1.5. Mit Erkenntnissen des Bundesverwaltungsgerichtes vom 08.02.2018, Zln. W111 2170212-1/10E, W111 2170224-1/5E, W111 2170221-1/5E, W111 2170214-1/5E und W111 2170219-1/5E, wurden die Beschwerden gegen die Bescheide des Bundesamtes für Fremdenwesen und Asyl vom 21.08.2017 abgewiesen. Zusammenfassend wurde festgestellt, dass die beschwerdeführenden Parteien Staatsangehörige der Ukraine, der russischen Volksgruppe sowie der Glaubensgemeinschaft der Zeugen Jehovas zugehörig seien.
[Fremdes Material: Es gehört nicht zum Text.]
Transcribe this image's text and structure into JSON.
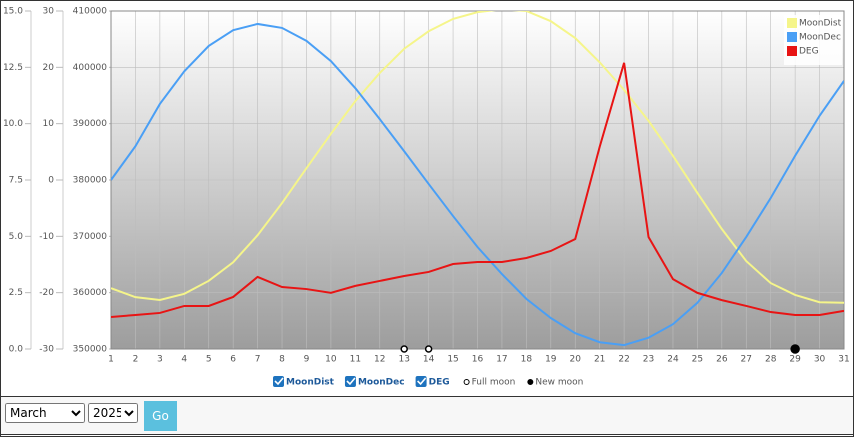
{
  "chart_data": {
    "type": "line",
    "x": [
      1,
      2,
      3,
      4,
      5,
      6,
      7,
      8,
      9,
      10,
      11,
      12,
      13,
      14,
      15,
      16,
      17,
      18,
      19,
      20,
      21,
      22,
      23,
      24,
      25,
      26,
      27,
      28,
      29,
      30,
      31
    ],
    "xlim": [
      1,
      31
    ],
    "ylim": [
      0,
      15
    ],
    "yticks": [
      {
        "value": 15,
        "label": "15.0"
      },
      12.5,
      {
        "value": 10,
        "label": "10.0"
      },
      7.5,
      {
        "value": 5,
        "label": "5.0"
      },
      2.5,
      {
        "value": 0,
        "label": "0.0"
      }
    ],
    "y2lim": [
      -30,
      30
    ],
    "y2ticks": [
      30,
      20,
      10,
      0,
      -10,
      -20,
      -30
    ],
    "y3lim": [
      350000,
      410000
    ],
    "y3ticks": [
      410000,
      400000,
      390000,
      380000,
      370000,
      360000,
      350000
    ],
    "grid": true,
    "legend": "top-right",
    "series": [
      {
        "name": "MoonDist",
        "color": "#f5f58a",
        "axis": "y3",
        "values": [
          360800,
          359200,
          358700,
          359800,
          362100,
          365400,
          370200,
          375900,
          382100,
          388200,
          394000,
          399000,
          403300,
          406400,
          408600,
          409800,
          410300,
          410000,
          408200,
          405200,
          400900,
          396000,
          390500,
          384300,
          377700,
          371300,
          365600,
          361700,
          359600,
          358300,
          358200
        ]
      },
      {
        "name": "MoonDec",
        "color": "#4a9ff5",
        "axis": "y2",
        "values": [
          0,
          6.0,
          13.5,
          19.3,
          23.8,
          26.6,
          27.7,
          27.0,
          24.7,
          21.1,
          16.3,
          10.8,
          5.1,
          -0.7,
          -6.4,
          -11.9,
          -16.7,
          -21.1,
          -24.5,
          -27.2,
          -28.8,
          -29.3,
          -28.0,
          -25.6,
          -21.8,
          -16.5,
          -10.1,
          -3.2,
          4.3,
          11.4,
          17.6
        ]
      },
      {
        "name": "DEG",
        "color": "#e81414",
        "axis": "y",
        "values": [
          1.42,
          1.51,
          1.6,
          1.91,
          1.91,
          2.31,
          3.2,
          2.75,
          2.66,
          2.49,
          2.8,
          3.02,
          3.24,
          3.42,
          3.77,
          3.86,
          3.86,
          4.04,
          4.35,
          4.88,
          8.97,
          12.7,
          4.97,
          3.1,
          2.49,
          2.17,
          1.91,
          1.64,
          1.51,
          1.51,
          1.69
        ]
      }
    ],
    "markers": [
      {
        "name": "Full moon",
        "color": "#ffffff",
        "days": [
          13,
          14
        ]
      },
      {
        "name": "New moon",
        "color": "#000000",
        "days": [
          29
        ]
      }
    ]
  },
  "controls": {
    "month": "March",
    "year": "2025",
    "button": "Go"
  }
}
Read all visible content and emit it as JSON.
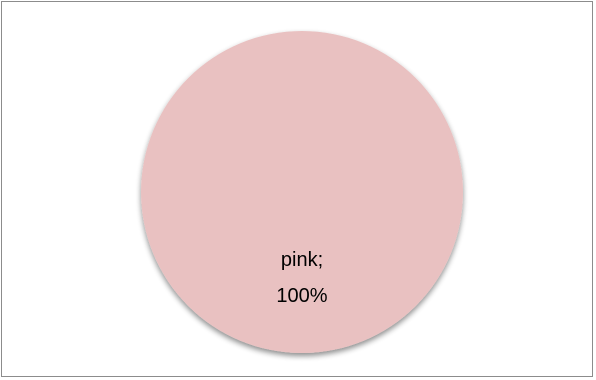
{
  "chart_data": {
    "type": "pie",
    "title": "",
    "slices": [
      {
        "label": "pink",
        "value": 100,
        "percent_label": "100%",
        "label_line1": "pink;",
        "label_line2": "100%",
        "color": "#e9c1c1"
      }
    ],
    "legend": "none",
    "shadow_color": "#b0b0b0"
  }
}
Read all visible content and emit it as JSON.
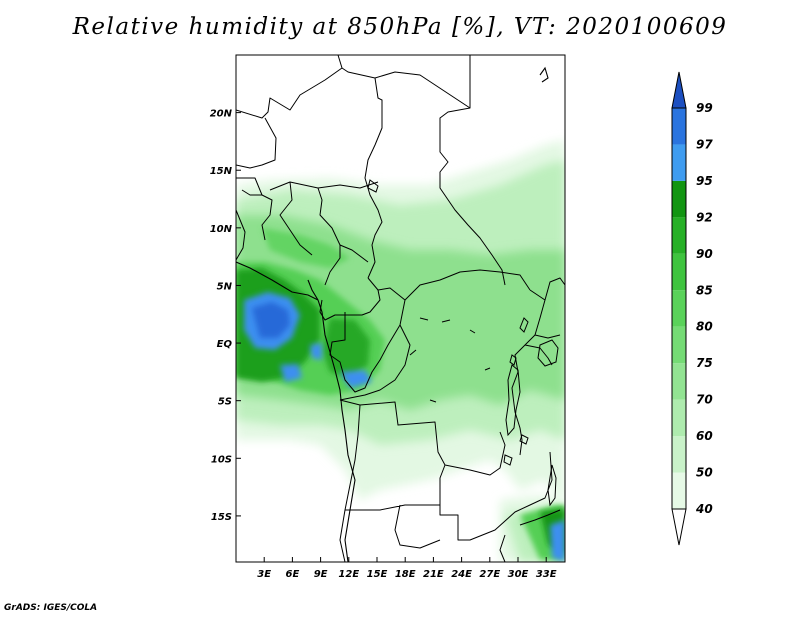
{
  "title": "Relative humidity at 850hPa [%], VT: 2020100609",
  "credit": "GrADS: IGES/COLA",
  "map": {
    "lon_range": [
      0,
      35
    ],
    "lat_range": [
      -19,
      25
    ],
    "lon_ticks": [
      {
        "lon": 3,
        "label": "3E"
      },
      {
        "lon": 6,
        "label": "6E"
      },
      {
        "lon": 9,
        "label": "9E"
      },
      {
        "lon": 12,
        "label": "12E"
      },
      {
        "lon": 15,
        "label": "15E"
      },
      {
        "lon": 18,
        "label": "18E"
      },
      {
        "lon": 21,
        "label": "21E"
      },
      {
        "lon": 24,
        "label": "24E"
      },
      {
        "lon": 27,
        "label": "27E"
      },
      {
        "lon": 30,
        "label": "30E"
      },
      {
        "lon": 33,
        "label": "33E"
      }
    ],
    "lat_ticks": [
      {
        "lat": 20,
        "label": "20N"
      },
      {
        "lat": 15,
        "label": "15N"
      },
      {
        "lat": 10,
        "label": "10N"
      },
      {
        "lat": 5,
        "label": "5N"
      },
      {
        "lat": 0,
        "label": "EQ"
      },
      {
        "lat": -5,
        "label": "5S"
      },
      {
        "lat": -10,
        "label": "10S"
      },
      {
        "lat": -15,
        "label": "15S"
      }
    ]
  },
  "colorbar": {
    "levels": [
      "40",
      "50",
      "60",
      "70",
      "75",
      "80",
      "85",
      "90",
      "92",
      "95",
      "97",
      "99"
    ],
    "colors": [
      "#e6f9e6",
      "#c9f2c9",
      "#aeebae",
      "#92e392",
      "#75db75",
      "#5ad25a",
      "#3fc43f",
      "#27b027",
      "#129512",
      "#3f9cf0",
      "#2a74df",
      "#1c4fc0"
    ],
    "over_color": "#1c4fc0",
    "under_color": "#ffffff"
  }
}
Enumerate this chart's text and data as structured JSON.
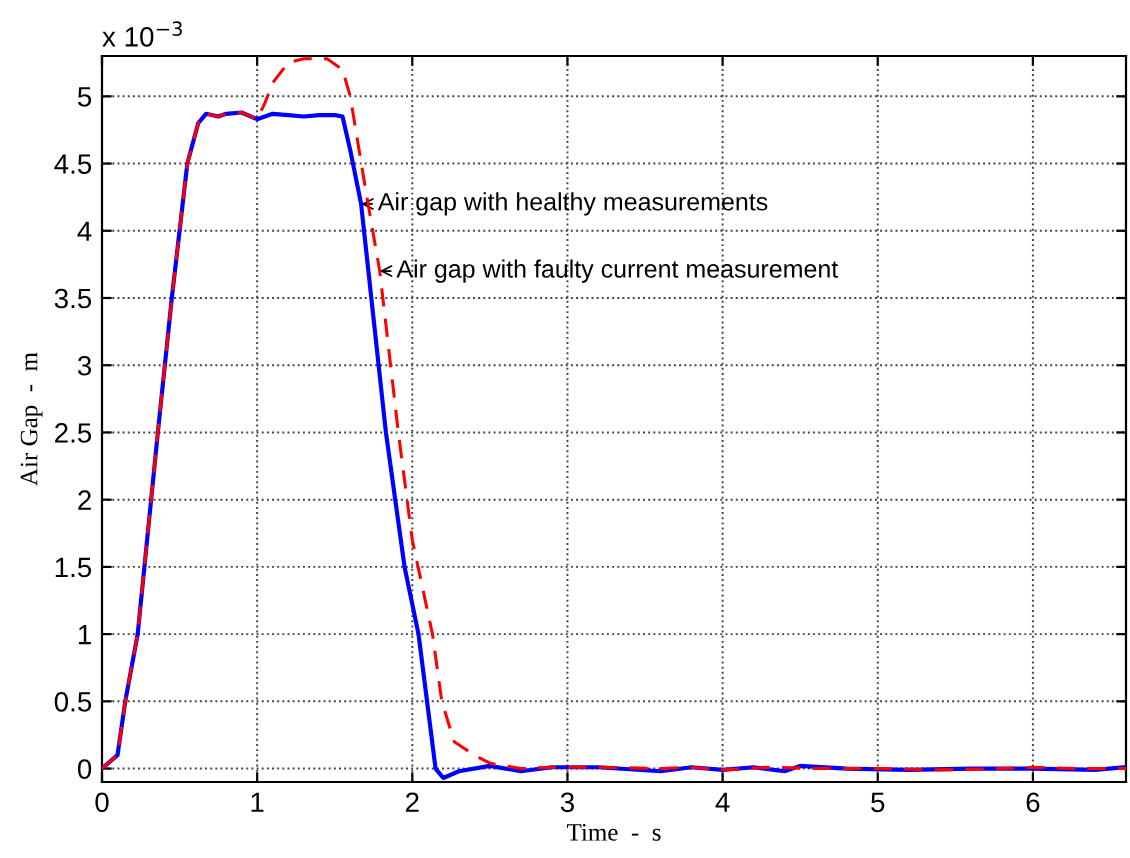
{
  "chart_data": {
    "type": "line",
    "xlabel": "Time  -  s",
    "ylabel": "Air Gap  -  m",
    "xlim": [
      0,
      6.6
    ],
    "xticks": [
      0,
      1,
      2,
      3,
      4,
      5,
      6
    ],
    "ylim": [
      -0.1,
      5.3
    ],
    "yticks": [
      0,
      0.5,
      1,
      1.5,
      2,
      2.5,
      3,
      3.5,
      4,
      4.5,
      5
    ],
    "grid": true,
    "series": [
      {
        "color": "#ff0000",
        "line_style": "dashed",
        "x": [
          0,
          0.1,
          0.15,
          0.23,
          0.36,
          0.45,
          0.55,
          0.62,
          0.67,
          0.75,
          0.8,
          0.9,
          1.0,
          1.05,
          1.1,
          1.2,
          1.3,
          1.45,
          1.55,
          1.6,
          1.7,
          1.79,
          1.91,
          2.0,
          2.13,
          2.19,
          2.27,
          2.4,
          2.5,
          2.6,
          2.7,
          2.9,
          3.2,
          3.6,
          3.8,
          4.0,
          4.3,
          4.6,
          5.0,
          5.4,
          5.8,
          6.0,
          6.3,
          6.6
        ],
        "values": [
          0,
          0.1,
          0.5,
          1.0,
          2.5,
          3.5,
          4.5,
          4.8,
          4.87,
          4.85,
          4.87,
          4.88,
          4.83,
          4.95,
          5.1,
          5.25,
          5.28,
          5.28,
          5.2,
          5.0,
          4.3,
          3.7,
          2.5,
          1.7,
          1.0,
          0.5,
          0.2,
          0.1,
          0.04,
          0.02,
          0.0,
          0.01,
          0.01,
          0.0,
          0.01,
          -0.01,
          0.01,
          0.0,
          0.0,
          -0.01,
          0.0,
          0.01,
          0.0,
          0.0
        ]
      },
      {
        "color": "#0000ff",
        "line_style": "solid",
        "x": [
          0,
          0.1,
          0.15,
          0.23,
          0.36,
          0.45,
          0.55,
          0.62,
          0.67,
          0.75,
          0.8,
          0.9,
          1.0,
          1.1,
          1.2,
          1.3,
          1.4,
          1.5,
          1.55,
          1.6,
          1.67,
          1.83,
          1.95,
          2.04,
          2.15,
          2.2,
          2.3,
          2.5,
          2.7,
          2.9,
          3.2,
          3.6,
          3.8,
          4.0,
          4.2,
          4.4,
          4.5,
          4.8,
          5.2,
          5.6,
          6.0,
          6.4,
          6.6
        ],
        "values": [
          0,
          0.1,
          0.5,
          1.0,
          2.5,
          3.5,
          4.5,
          4.8,
          4.87,
          4.85,
          4.87,
          4.88,
          4.83,
          4.87,
          4.86,
          4.85,
          4.86,
          4.86,
          4.85,
          4.6,
          4.2,
          2.5,
          1.5,
          1.0,
          0.0,
          -0.07,
          -0.02,
          0.02,
          -0.02,
          0.01,
          0.01,
          -0.02,
          0.01,
          -0.01,
          0.01,
          -0.02,
          0.02,
          0.0,
          -0.01,
          0.0,
          0.0,
          -0.01,
          0.01
        ]
      }
    ],
    "annotations": [
      {
        "text": "Air gap with healthy measurements",
        "x": 1.67,
        "y": 4.2
      },
      {
        "text": "Air gap with faulty current measurement",
        "x": 1.79,
        "y": 3.7
      },
      "x 10$^{−3}$"
    ]
  }
}
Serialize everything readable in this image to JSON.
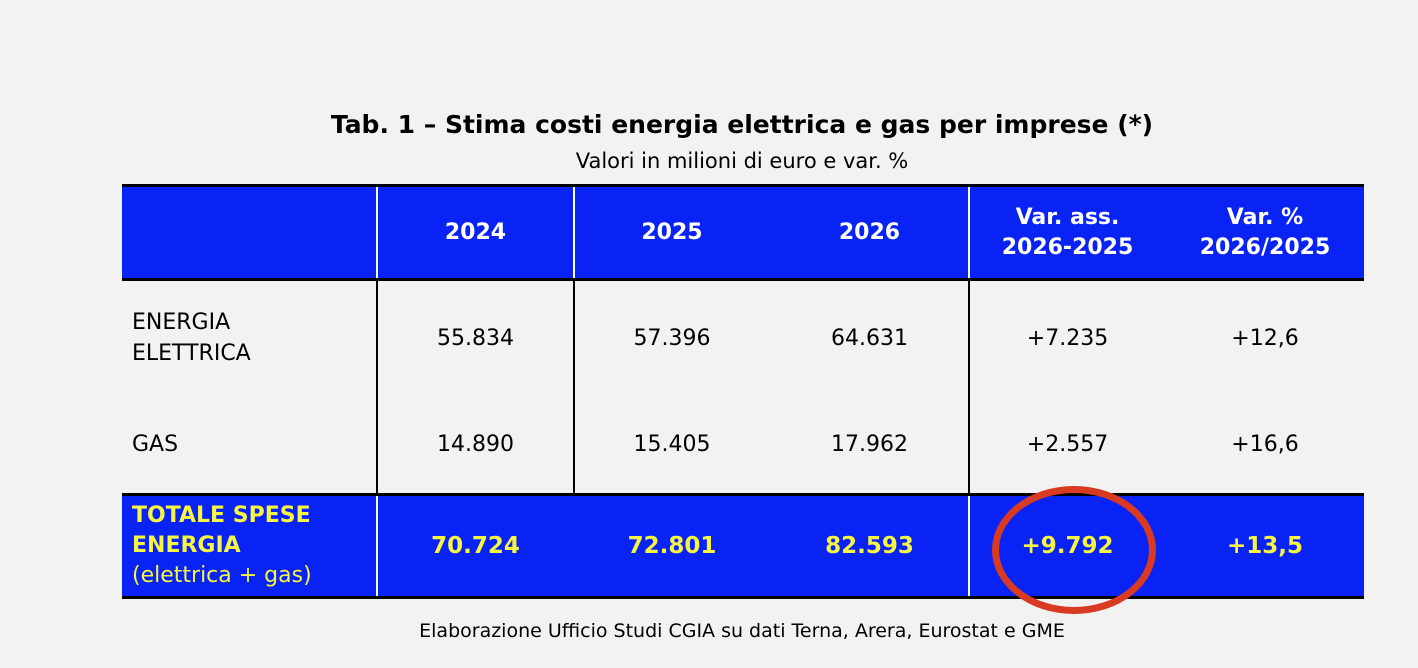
{
  "title": "Tab. 1 – Stima costi energia elettrica e gas per imprese (*)",
  "subtitle": "Valori in milioni di euro e var. %",
  "header": {
    "columns": [
      "",
      "2024",
      "2025",
      "2026",
      [
        "Var. ass.",
        "2026-2025"
      ],
      [
        "Var. %",
        "2026/2025"
      ]
    ]
  },
  "rows": [
    {
      "label": [
        "ENERGIA",
        "ELETTRICA"
      ],
      "values": [
        "55.834",
        "57.396",
        "64.631",
        "+7.235",
        "+12,6"
      ]
    },
    {
      "label": [
        "GAS"
      ],
      "values": [
        "14.890",
        "15.405",
        "17.962",
        "+2.557",
        "+16,6"
      ]
    }
  ],
  "total": {
    "label": [
      "TOTALE SPESE",
      "ENERGIA",
      "(elettrica + gas)"
    ],
    "values": [
      "70.724",
      "72.801",
      "82.593",
      "+9.792",
      "+13,5"
    ]
  },
  "highlight": {
    "shape": "ellipse",
    "target": "total var. ass.",
    "color": "#d93a22"
  },
  "colors": {
    "header_bg": "#0a23f5",
    "total_text": "#f5f542",
    "background": "#f2f2f2"
  },
  "footer": "Elaborazione Ufficio Studi CGIA su dati Terna, Arera, Eurostat e GME"
}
Sie hätten vor ihrer Ausreise auf der Halbinsel Krim gelebt, wo sie ein Grundstück sowie ein Haus besessen und eigenen Angaben zufolge in durchschnittlichen bis guten wirtschaftlichen Verhältnissen gelebt hätten. Angehörige der beschwerdeführenden Parteien würden nach wie vor auf dem Gebiet der Krim, eine Schwester der Zweitbeschwerdeführerin in einer anderen Region der Ukraine, leben. Sie würden über gültige im Zeitraum 2016/2017 im Oblast XXXX ausgestellte ukrainische Reisepässe verfügen. Es hätten sich keine Anhaltspunkte für einen allfälligen Verlust der ukrainischen Staatsbürgerschaft ergeben und wäre ihnen mit den Dokumenten eine Reise von der annektierten Krim Halbinsel nach XXXX und in weiterer Folge eine Ausreise auf dem Luftweg nach Österreich problemlos möglich gewesen. Die vorgebrachten Fluchtgründe in Form von befürchteten Repressalien im Zusammenhang mit ihrem Glaubensbekenntnis (Haftstrafe, Entzug des Sorgerechts) sowie die vom Drittbeschwerdeführer befürchtete Einziehung zum Militärdienst, trotz gesundheitlicher Einschränkungen respektive Ablehnung des Wehrdienstes aus Glaubensgründen, würden sich zur Gänze auf ihre durch die Russische Föderation annektierte Heimatregion und die dort angewandten russischen Rechtsvorschriften beziehen. Vor diesem Hintergrund könne eine abschließende Beurteilung der Glaubwürdigkeit der vorgebrachten Ausreisegründe unterbleiben, da jedenfalls die Möglichkeit bestehe, sich den dargelegten Befürchtungen durch Niederlassung in einem unter Kontrolle der ukrainischen Regierung stehenden Landesteil zu entziehen. Die beschwerdeführenden Parteien wären zwar in Besitz eines russischen Inlandpasses, es könne jedoch aus den herangezogenen Länderberichten keinesfalls entnommen werden, dass ehemalige Bewohner der Halbinsel Krim in anderen Landesteilen mit maßgeblichen Diskriminierungen oder gar staatlichen Repressalien zu rechnen hätten.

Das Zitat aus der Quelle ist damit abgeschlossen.